How has our Education and Support Service helped our carers and children through homeschooling?

How has our Education and Support Service helped our carers and children through homeschooling?

20 May 2020

One of the undeniable things about caring for children during lockdown has been the need to keep them occupied and active, often alongside many other household commitments.

When schools closed completely at the height of the Coronavirus pandemic, this meant that many parents and carers encountered a whole new set of challenges, having to provide routine, teaching, play and more to young people who were used to the structure of a school day.

To ensure that that this went smoothly and that our Team Fostering carers had the support they needed during this time, our brilliant Education and Support Service worked hard to move the work they do online, as Steve Elliff, Education and Support Service Manager (Yorkshire and East Midlands) explains; “We deliver most of our support face to face, so lockdown has been a bit of a challenge! In the early stages of lockdown, we tried to support our carers as they adjusted to home schooling, with a host of links, suggestions and ideas for how to keep children busy.  For some of our children, engaging in schoolwork at home has gone really well, but for others this has been particularly tricky.“

Lisa Leggatt, Education and Support Service Manager (North East) continues: “The Education and Support Service has continued to provide the support our children and carers expect from us; albeit in a different way.”

“Every week we’ve been posting activities to keep our children and young people of all ages entertained and learning. We found that we didn’t need to keep posting curriculum-based learning activities as schools were doing this, we could just concentrate on the fun stuff. Many of our young people and carers have sent in photographs of what they are getting up to in the lockdown period; their creativity and imagination never ceases to amaze me.”

A large part of the Education and Support Service’s face to face work includes their monthly Life Skills sessions – they include cooking a meal together followed by a short group session on a topic related to independence. As Steve explains: “We contacted some of our young people who attend these sessions and worked with them to come up with an online version of life skills delivered through Microsoft Teams.  Friendship is a key part of the life skills group, so the final format included 15 minutes of socialising at the start, a 30 minute life skill session, followed by a 15 minute game at the end.” Topics included health and wellbeing, budgeting, workplace advice and registering with a GP, and they even managed to include some baking in the virtual sessions too!

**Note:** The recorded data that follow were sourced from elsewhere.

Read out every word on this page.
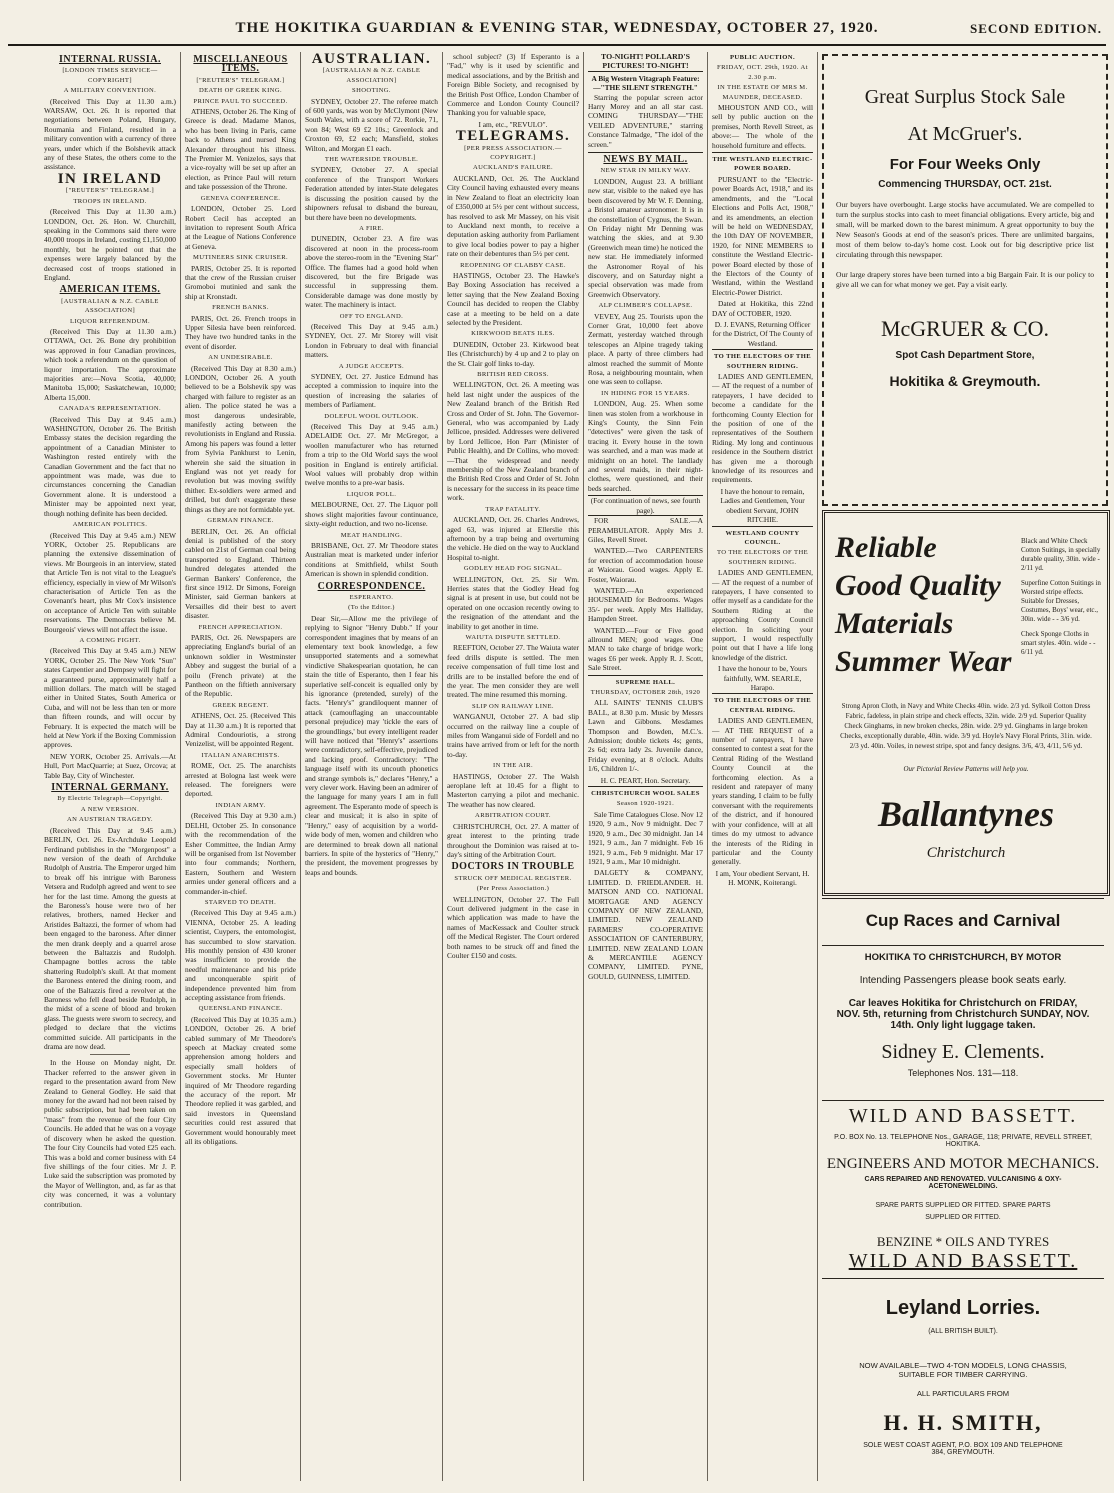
THE HOKITIKA GUARDIAN & EVENING STAR, WEDNESDAY, OCTOBER 27, 1920.	SECOND EDITION.
INTERNAL RUSSIA.
[LONDON TIMES SERVICE—COPYRIGHT]
A MILITARY CONVENTION.

(Received This Day at 11.30 a.m.) WARSAW, Oct. 26. It is reported that negotiations between Poland, Hungary, Roumania and Finland, resulted in a military convention with a currency of three years, under which if the Bolshevik attack any of these States, the others come to the assistance.

IN IRELAND
["REUTER'S" TELEGRAM.]
TROOPS IN IRELAND.

(Received This Day at 11.30 a.m.) LONDON, Oct. 26. Hon. W. Churchill, speaking in the Commons said there were 40,000 troops in Ireland, costing £1,150,000 monthly, but he pointed out that the expenses were largely balanced by the decreased cost of troops stationed in England.

AMERICAN ITEMS.
[AUSTRALIAN & N.Z. CABLE ASSOCIATION]
LIQUOR REFERENDUM.

(Received This Day at 11.30 a.m.) OTTAWA, Oct. 26. Bone dry prohibition was approved in four Canadian provinces, which took a referendum on the question of liquor importation. The approximate majorities are:—Nova Scotia, 40,000; Manitoba 15,000; Saskatchewan, 10,000; Alberta 15,000.

CANADA'S REPRESENTATION.

(Received This Day at 9.45 a.m.) WASHINGTON, October 26. The British Embassy states the decision regarding the appointment of a Canadian Minister to Washington rested entirely with the Canadian Government and the fact that no appointment was made, was due to circumstances concerning the Canadian Government alone. It is understood a Minister may be appointed next year, though nothing definite has been decided.

AMERICAN POLITICS.

(Received This Day at 9.45 a.m.) NEW YORK, October 25. Republicans are planning the extensive dissemination of views. Mr Bourgeois in an interview, stated that Article Ten is not vital to the League's efficiency, especially in view of Mr Wilson's characterisation of Article Ten as the Covenant's heart, plus Mr Cox's insistence on acceptance of Article Ten with suitable reservations. The Democrats believe M. Bourgeois' views will not affect the issue.

A COMING FIGHT.

(Received This Day at 9.45 a.m.) NEW YORK, October 25. The New York "Sun" states Carpentier and Dempsey will fight for a guaranteed purse, approximately half a million dollars. The match will be staged either in United States, South America or Cuba, and will not be less than ten or more than fifteen rounds, and will occur by February. It is expected the match will be held at New York if the Boxing Commission approves.

NEW YORK, October 25. Arrivals.—At Hull, Port MacQuarrie; at Suez, Orcova; at Table Bay, City of Winchester.

INTERNAL GERMANY.
By Electric Telegraph—Copyright.
A NEW VERSION.
AN AUSTRIAN TRAGEDY.

(Received This Day at 9.45 a.m.) BERLIN, Oct. 26. Ex-Archduke Leopold Ferdinand publishes in the "Morgenpost" a new version of the death of Archduke Rudolph of Austria. The Emperor urged him to break off his intrigue with Baroness Vetsera and Rudolph agreed and went to see her for the last time. Among the guests at the Baroness's house were two of her relatives, brothers, named Hecker and Aristides Baltazzi, the former of whom had been engaged to the baroness. After dinner the men drank deeply and a quarrel arose between the Baltazzis and Rudolph. Champagne bottles across the table shattering Rudolph's skull. At that moment the Baroness entered the dining room, and one of the Baltazzis fired a revolver at the Baroness who fell dead beside Rudolph, in the midst of a scene of blood and broken glass. The guests were sworn to secrecy, and pledged to declare that the victims committed suicide. All participants in the drama are now dead.

In the House on Monday night, Dr. Thacker referred to the answer given in regard to the presentation award from New Zealand to General Godley. He said that money for the award had not been raised by public subscription, but had been taken on "mass" from the revenue of the four City Councils. He added that he was on a voyage of discovery when he asked the question. The four City Councils had voted £25 each. This was a bold and corner business with £4 five shillings of the four cities. Mr J. P. Luke said the subscription was promoted by the Mayor of Wellington, and, as far as that city was concerned, it was a voluntary contribution.

MISCELLANEOUS ITEMS.
["REUTER'S" TELEGRAM.]
DEATH OF GREEK KING.
PRINCE PAUL TO SUCCEED.

ATHENS, October 26. The King of Greece is dead. Madame Manos, who has been living in Paris, came back to Athens and nursed King Alexander throughout his illness. The Premier M. Venizelos, says that a vice-royalty will be set up after an election, as Prince Paul will return and take possession of the Throne.

GENEVA CONFERENCE.

LONDON, October 25. Lord Robert Cecil has accepted an invitation to represent South Africa at the League of Nations Conference at Geneva.

MUTINEERS SINK CRUISER.

PARIS, October 25. It is reported that the crew of the Russian cruiser Gromoboi mutinied and sank the ship at Kronstadt.

FRENCH BANKS.

PARIS, Oct. 26. French troops in Upper Silesia have been reinforced. They have two hundred tanks in the event of disorder.

AN UNDESIRABLE.

(Received This Day at 8.30 a.m.) LONDON, October 26. A youth believed to be a Bolshevik spy was charged with failure to register as an alien. The police stated he was a most dangerous undesirable, manifestly acting between the revolutionists in England and Russia. Among his papers was found a letter from Sylvia Pankhurst to Lenin, wherein she said the situation in England was not yet ready for revolution but was moving swiftly thither. Ex-soldiers were armed and drilled, but don't exaggerate these things as they are not formidable yet.

GERMAN FINANCE.

BERLIN, Oct. 26. An official denial is published of the story cabled on 21st of German coal being transported to England. Thirteen hundred delegates attended the German Bankers' Conference, the first since 1912. Dr Simons, Foreign Minister, said German bankers at Versailles did their best to avert disaster.

FRENCH APPRECIATION.

PARIS, Oct. 26. Newspapers are appreciating England's burial of an unknown soldier in Westminster Abbey and suggest the burial of a poilu (French private) at the Pantheon on the fiftieth anniversary of the Republic.

GREEK REGENT.

ATHENS, Oct. 25. (Received This Day at 11.30 a.m.) It is reported that Admiral Condouriotis, a strong Venizelist, will be appointed Regent.

ITALIAN ANARCHISTS.

ROME, Oct. 25. The anarchists arrested at Bologna last week were released. The foreigners were deported.

INDIAN ARMY.

(Received This Day at 9.30 a.m.) DELHI, October 25. In consonance with the recommendation of the Esher Committee, the Indian Army will be organised from 1st November into four commands; Northern, Eastern, Southern and Western armies under general officers and a commander-in-chief.

STARVED TO DEATH.

(Received This Day at 9.45 a.m.) VIENNA, October 25. A leading scientist, Cuypers, the entomologist, has succumbed to slow starvation. His monthly pension of 430 kroner was insufficient to provide the needful maintenance and his pride and unconquerable spirit of independence prevented him from accepting assistance from friends.

QUEENSLAND FINANCE.

(Received This Day at 10.35 a.m.) LONDON, October 26. A brief cabled summary of Mr Theodore's speech at Mackay created some apprehension among holders and especially small holders of Government stocks. Mr Hunter inquired of Mr Theodore regarding the accuracy of the report. Mr Theodore replied it was garbled, and said investors in Queensland securities could rest assured that Government would honourably meet all its obligations.

AUSTRALIAN.
[AUSTRALIAN & N.Z. CABLE ASSOCIATION]
SHOOTING.

SYDNEY, October 27. The referee match of 600 yards, was won by McClymont (New South Wales, with a score of 72. Rorkie, 71, won 84; West 69 £2 10s.; Greenlock and Croxton 69, £2 each; Mansfield, stokes Wilton, and Morgan £1 each.

THE WATERSIDE TROUBLE.

SYDNEY, October 27. A special conference of the Transport Workers Federation attended by inter-State delegates is discussing the position caused by the shipowners refusal to disband the bureau, but there have been no developments.

A FIRE.

DUNEDIN, October 23. A fire was discovered at noon in the process-room above the stereo-room in the "Evening Star" Office. The flames had a good hold when discovered, but the fire Brigade was successful in suppressing them. Considerable damage was done mostly by water. The machinery is intact.

OFF TO ENGLAND.

(Received This Day at 9.45 a.m.) SYDNEY, Oct. 27. Mr Storey will visit London in February to deal with financial matters.

A JUDGE ACCEPTS.

SYDNEY, Oct. 27. Justice Edmund has accepted a commission to inquire into the question of increasing the salaries of members of Parliament.

DOLEFUL WOOL OUTLOOK.

(Received This Day at 9.45 a.m.) ADELAIDE Oct. 27. Mr McGregor, a woollen manufacturer who has returned from a trip to the Old World says the wool position in England is entirely artificial. Wool values will probably drop within twelve months to a pre-war basis.

LIQUOR POLL.

MELBOURNE, Oct. 27. The Liquor poll shows slight majorities favour continuance, sixty-eight reduction, and two no-license.

MEAT HANDLING.

BRISBANE, Oct. 27. Mr Theodore states Australian meat is marketed under inferior conditions at Smithfield, whilst South American is shown in splendid condition.

CORRESPONDENCE.
ESPERANTO.
(To the Editor.)

Dear Sir,—Allow me the privilege of replying to Signor "Henry Dubb." If your correspondent imagines that by means of an elementary text book knowledge, a few unsupported statements and a somewhat vindictive Shakespearian quotation, he can stain the title of Esperanto, then I fear his superlative self-conceit is equalled only by his ignorance (pretended, surely) of the facts. "Henry's" grandiloquent manner of attack (camouflaging an unaccountable personal prejudice) may 'tickle the ears of the groundlings,' but every intelligent reader will have noticed that "Henry's" assertions were contradictory, self-effective, prejudiced and lacking proof. Contradictory: "The language itself with its uncouth phonetics and strange symbols is," declares "Henry," a very clever work. Having been an admirer of the language for many years I am in full agreement. The Esperanto mode of speech is clear and musical; it is also in spite of "Henry," easy of acquisition by a world-wide body of men, women and children who are determined to break down all national barriers. In spite of the hysterics of "Henry," the president, the movement progresses by leaps and bounds.

school subject? (3) If Esperanto is a "Fad," why is it used by scientific and medical associations, and by the British and Foreign Bible Society, and recognised by the British Post Office, London Chamber of Commerce and London County Council? Thanking you for valuable space,

I am, etc., "REVULO".
TELEGRAMS.
[PER PRESS ASSOCIATION.—COPYRIGHT.]
AUCKLAND'S FAILURE.

AUCKLAND, Oct. 26. The Auckland City Council having exhausted every means in New Zealand to float an electricity loan of £350,000 at 5½ per cent without success, has resolved to ask Mr Massey, on his visit to Auckland next month, to receive a deputation asking authority from Parliament to give local bodies power to pay a higher rate on their debentures than 5½ per cent.

REOPENING OF CLABBY CASE.

HASTINGS, October 23. The Hawke's Bay Boxing Association has received a letter saying that the New Zealand Boxing Council has decided to reopen the Clabby case at a meeting to be held on a date selected by the President.

KIRKWOOD BEATS ILES.

DUNEDIN, October 23. Kirkwood beat Iles (Christchurch) by 4 up and 2 to play on the St. Clair golf links to-day.

BRITISH RED CROSS.

WELLINGTON, Oct. 26. A meeting was held last night under the auspices of the New Zealand branch of the British Red Cross and Order of St. John. The Governor-General, who was accompanied by Lady Jellicoe, presided. Addresses were delivered by Lord Jellicoe, Hon Parr (Minister of Public Health), and Dr Collins, who moved:—That the widespread and needy membership of the New Zealand branch of the British Red Cross and Order of St. John is necessary for the success in its peace time work.

TRAP FATALITY.

AUCKLAND, Oct. 26. Charles Andrews, aged 63, was injured at Ellerslie this afternoon by a trap being and overturning the vehicle. He died on the way to Auckland Hospital to-night.

GODLEY HEAD FOG SIGNAL.

WELLINGTON, Oct. 25. Sir Wm. Herries states that the Godley Head fog signal is at present in use, but could not be operated on one occasion recently owing to the resignation of the attendant and the inability to get another in time.

WAIUTA DISPUTE SETTLED.

REEFTON, October 27. The Waiuta water feed drills dispute is settled. The men receive compensation of full time lost and drills are to be installed before the end of the year. The men consider they are well treated. The mine resumed this morning.

SLIP ON RAILWAY LINE.

WANGANUI, October 27. A bad slip occurred on the railway line a couple of miles from Wanganui side of Fordell and no trains have arrived from or left for the north to-day.

IN THE AIR.

HASTINGS, October 27. The Walsh aeroplane left at 10.45 for a flight to Masterton carrying a pilot and mechanic. The weather has now cleared.

ARBITRATION COURT.

CHRISTCHURCH, Oct. 27. A matter of great interest to the printing trade throughout the Dominion was raised at to-day's sitting of the Arbitration Court.

DOCTORS IN TROUBLE
STRUCK OFF MEDICAL REGISTER.
(Per Press Association.)

WELLINGTON, October 27. The Full Court delivered judgment in the case in which application was made to have the names of MacKessack and Coulter struck off the Medical Register. The Court ordered both names to be struck off and fined the Coulter £150 and costs.

TO-NIGHT! POLLARD'S PICTURES! TO-NIGHT!
A Big Western Vitagraph Feature:—"THE SILENT STRENGTH."

Starring the popular screen actor Harry Morey and an all star cast. COMING THURSDAY—"THE VEILED ADVENTURE," starring Constance Talmadge, "The idol of the screen."

NEWS BY MAIL.
NEW STAR IN MILKY WAY.

LONDON, August 23. A brilliant new star, visible to the naked eye has been discovered by Mr W. F. Denning, a Bristol amateur astronomer. It is in the constellation of Cygnus, the Swan. On Friday night Mr Denning was watching the skies, and at 9.30 (Greenwich mean time) he noticed the new star. He immediately informed the Astronomer Royal of his discovery, and on Saturday night a special observation was made from Greenwich Observatory.

ALP CLIMBER'S COLLAPSE.

VEVEY, Aug 25. Tourists upon the Corner Grat, 10,000 feet above Zermatt, yesterday watched through telescopes an Alpine tragedy taking place. A party of three climbers had almost reached the summit of Monte Rosa, a neighbouring mountain, when one was seen to collapse.

IN HIDING FOR 15 YEARS.

LONDON, Aug. 25. When some linen was stolen from a workhouse in King's County, the Sinn Fein "detectives" were given the task of tracing it. Every house in the town was searched, and a man was made at midnight on an hotel. The landlady and several maids, in their night-clothes, were questioned, and their beds searched.

(For continuation of news, see fourth page).

FOR SALE.—A PERAMBULATOR. Apply Mrs J. Giles, Revell Street.

WANTED.—Two CARPENTERS for erection of accommodation house at Waiorau. Good wages. Apply E. Foster, Waiorau.

WANTED.—An experienced HOUSEMAID for Bedrooms. Wages 35/- per week. Apply Mrs Halliday, Hampden Street.

WANTED.—Four or Five good allround MEN; good wages. One MAN to take charge of bridge work; wages £6 per week. Apply R. J. Scott, Sale Street.

SUPREME HALL.
THURSDAY, OCTOBER 28th, 1920

ALL SAINTS' TENNIS CLUB'S BALL, at 8.30 p.m. Music by Messrs Lawn and Gibbons. Mesdames Thompson and Bowden, M.C.'s. Admission; double tickets 4s; gents, 2s 6d; extra lady 2s. Juvenile dance, Friday evening, at 8 o'clock. Adults 1/6, Children 1/-.

H. C. PEART, Hon. Secretary.
CHRISTCHURCH WOOL SALES
Season 1920-1921.

Sale Time Catalogues Close. Nov 12 1920, 9 a.m., Nov 9 midnight. Dec 7 1920, 9 a.m., Dec 30 midnight. Jan 14 1921, 9 a.m., Jan 7 midnight. Feb 16 1921, 9 a.m., Feb 9 midnight. Mar 17 1921, 9 a.m., Mar 10 midnight.

DALGETY & COMPANY, LIMITED. D. FRIEDLANDER. H. MATSON AND CO. NATIONAL MORTGAGE AND AGENCY COMPANY OF NEW ZEALAND, LIMITED. NEW ZEALAND FARMERS' CO-OPERATIVE ASSOCIATION OF CANTERBURY, LIMITED. NEW ZEALAND LOAN & MERCANTILE AGENCY COMPANY, LIMITED. PYNE, GOULD, GUINNESS, LIMITED.

PUBLIC AUCTION.
FRIDAY, OCT. 29th, 1920. At 2.30 p.m.
IN THE ESTATE OF MRS M. MAUNDER, DECEASED.

MHOUSTON AND CO., will sell by public auction on the premises, North Revell Street, as above:— The whole of the household furniture and effects.

THE WESTLAND ELECTRIC-POWER BOARD.

PURSUANT to the "Electric-power Boards Act, 1918," and its amendments, and the "Local Elections and Polls Act, 1908," and its amendments, an election will be held on WEDNESDAY, the 10th DAY OF NOVEMBER, 1920, for NINE MEMBERS to constitute the Westland Electric-power Board elected by those of the Electors of the County of Westland, within the Westland Electric-Power District.

Dated at Hokitika, this 22nd DAY of OCTOBER, 1920.

D. J. EVANS, Returning Officer for the District, Of The County of Westland.
TO THE ELECTORS OF THE SOUTHERN RIDING.

LADIES AND GENTLEMEN,— AT the request of a number of ratepayers, I have decided to become a candidate for the forthcoming County Election for the position of one of the representatives of the Southern Riding. My long and continuous residence in the Southern district has given me a thorough knowledge of its resources and requirements.

I have the honour to remain, Ladies and Gentlemen, Your obedient Servant, JOHN RITCHIE.
WESTLAND COUNTY COUNCIL.
TO THE ELECTORS OF THE SOUTHERN RIDING.

LADIES AND GENTLEMEN,— AT the request of a number of ratepayers, I have consented to offer myself as a candidate for the Southern Riding at the approaching County Council election. In soliciting your support, I would respectfully point out that I have a life long knowledge of the district.

I have the honour to be, Yours faithfully, WM. SEARLE, Harapo.
TO THE ELECTORS OF THE CENTRAL RIDING.

LADIES AND GENTLEMEN,— AT THE REQUEST of a number of ratepayers, I have consented to contest a seat for the Central Riding of the Westland County Council at the forthcoming election. As a resident and ratepayer of many years standing, I claim to be fully conversant with the requirements of the district, and if honoured with your confidence, will at all times do my utmost to advance the interests of the Riding in particular and the County generally.

I am, Your obedient Servant, H. H. MONK, Koiterangi.
Great Surplus Stock Sale
At McGruer's.
For Four Weeks Only
Commencing THURSDAY, OCT. 21st.
Our buyers have overbought. Large stocks have accumulated. We are compelled to turn the surplus stocks into cash to meet financial obligations. Every article, big and small, will be marked down to the barest minimum. A great opportunity to buy the New Season's Goods at end of the season's prices. There are unlimited bargains, most of them below to-day's home cost. Look out for big descriptive price list circulating through this newspaper.
Our large drapery stores have been turned into a big Bargain Fair. It is our policy to give all we can for what money we get. Pay a visit early.
McGRUER & CO.
Spot Cash Department Store,
Hokitika & Greymouth.
Reliable
Good Quality
Materials
Summer Wear
Black and White Check Cotton Suitings, in specially durable quality, 30in. wide - 2/11 yd.
Superfine Cotton Suitings in Worsted stripe effects. Suitable for Dresses, Costumes, Boys' wear, etc., 30in. wide - - 3/6 yd.
Check Sponge Cloths in smart styles. 40in. wide - - 6/11 yd.
Strong Apron Cloth, in Navy and White Checks 40in. wide. 2/3 yd. Sylkoil Cotton Dress Fabric, fadeless, in plain stripe and check effects, 32in. wide. 2/9 yd. Superior Quality Check Ginghams, in new broken checks, 28in. wide. 2/9 yd. Ginghams in large broken Checks, exceptionally durable, 40in. wide. 3/9 yd. Hoyle's Navy Floral Prints, 31in. wide. 2/3 yd. 40in. Voiles, in newest stripe, spot and fancy designs. 3/6, 4/3, 4/11, 5/6 yd.
Our Pictorial Review Patterns will help you.
Ballantynes
Christchurch
Cup Races and Carnival
HOKITIKA TO CHRISTCHURCH, BY MOTOR
Intending Passengers please book seats early.
Car leaves Hokitika for Christchurch on FRIDAY, NOV. 5th, returning from Christchurch SUNDAY, NOV. 14th. Only light luggage taken.
Sidney E. Clements.
Telephones Nos. 131—118.
WILD AND BASSETT.
P.O. BOX No. 13. TELEPHONE Nos., GARAGE, 118; PRIVATE, REVELL STREET, HOKITIKA.
ENGINEERS AND MOTOR MECHANICS.
CARS REPAIRED AND RENOVATED. VULCANISING & OXY-ACETONEWELDING.
SPARE PARTS SUPPLIED OR FITTED. SPARE PARTS SUPPLIED OR FITTED.
BENZINE * OILS AND TYRES
WILD AND BASSETT.
Leyland Lorries.
(ALL BRITISH BUILT).
NOW AVAILABLE—TWO 4-TON MODELS, LONG CHASSIS, SUITABLE FOR TIMBER CARRYING.
ALL PARTICULARS FROM
H. H. SMITH,
SOLE WEST COAST AGENT, P.O. BOX 109 AND TELEPHONE 384, GREYMOUTH.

There’s been the opportunity to have some more targeted support for many of our young people as well. As Lisa recounts, “Some young people need some direct support while being home schooled. We are still ‘meeting’ these young people one to one via video link and thanks to the help from our fabulous IT guru Dave this is going really well. I can share my screen which we can use like a whiteboard you would see in any classroom across the country. So far we have delivered sessions on; science, maths, GCSE poetry, French, RE and history.”

With the help of digital tools, a ton of adaptability and a lot of creativity, the Education and Support Service has met the challenges of providing development and support to the children and young people we work with, head on. The service will continue to provide guidance and advice to the foster carers supporting these young people through this complicated time, and we look forward to being able to combine our diverse programme of face to face activities with our new virtual sessions in future.